Bernfeld's writings are a rich source of material for everyone who wishes to take a profound refective look on educational practice. He is highly critical of the ambitions of pedagogy, which he says is nowhere near being a science. In his text Sisyphus -the Limits of Education he shows how little they are actually built on. It was written in the mid-1920's, a good bit later than Baumgarten and one can see that some of his enthusiasm had been lost.

The 1920's were a turbulent time in Germany with a lot of educational experiments going on. It was a period of high intensity with great hopes for liberation and social change. All political groups had their own ideas on how to create the new society, and the various strands of progressive education were not necessarily in agreement with each other either.
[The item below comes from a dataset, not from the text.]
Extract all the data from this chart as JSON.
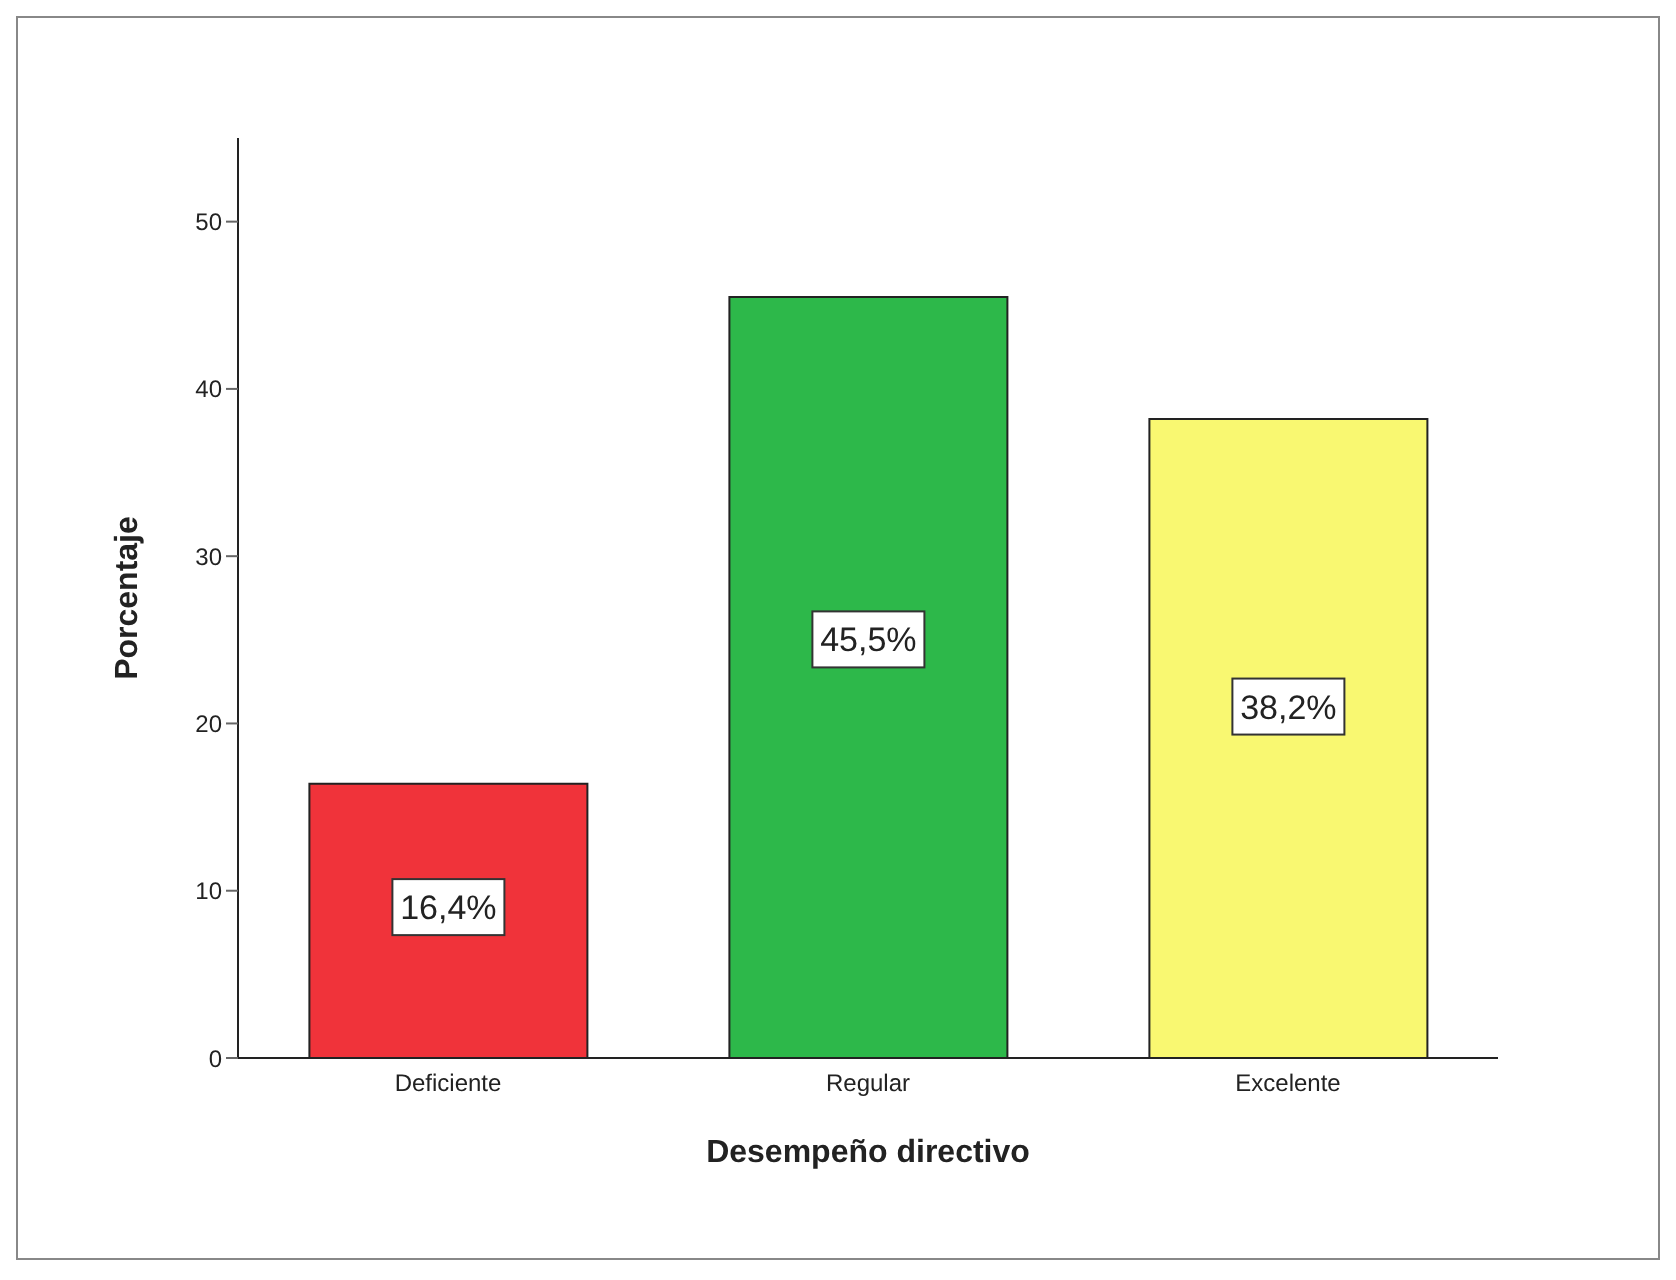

In Sisyphus Bernfeld maintains that education can only become a science if socialism has been established, and that only on this basis can a 'new education' be established, but at the same time harshly criticises the socialists for not realising that political change entails institutional change and a change in attitudes towards education.

Edwin Hoernle was writing about 'proletarian education' at the same time as Bernfeld. Hoernle was associated with the communist party. Bernfeld defnes the establishment of a socialist society, a socialist Jewish Palestine, to be precise. as his objective. Hoernle's aim was also the establishment of socialism but, if you compare the two there is a striking difference. It is almost comical to read Hoernle's text, when he states the difference between bourgeois and communist education. Basically he says that we the communists. do the same things as the bourgeois, but there is one big difference, namely that it is we who are doing it. It is a completely simplistic worldview – bourgeois bad, communist good.

It reminds me of the debate about nuclear power plants. When I lived in the Federal Republic of Germany, the offcial propaganda was that 'our' reactors were safe, while the ones in the German Democratic Republic were unsafe. For many communists, however, the Western plants were the work of evil forces, while the plants in the East were completely safe and harmless. Two sides of the same coin.

What Bernfeld represents is the call for a new currency – or perhaps no currency at all?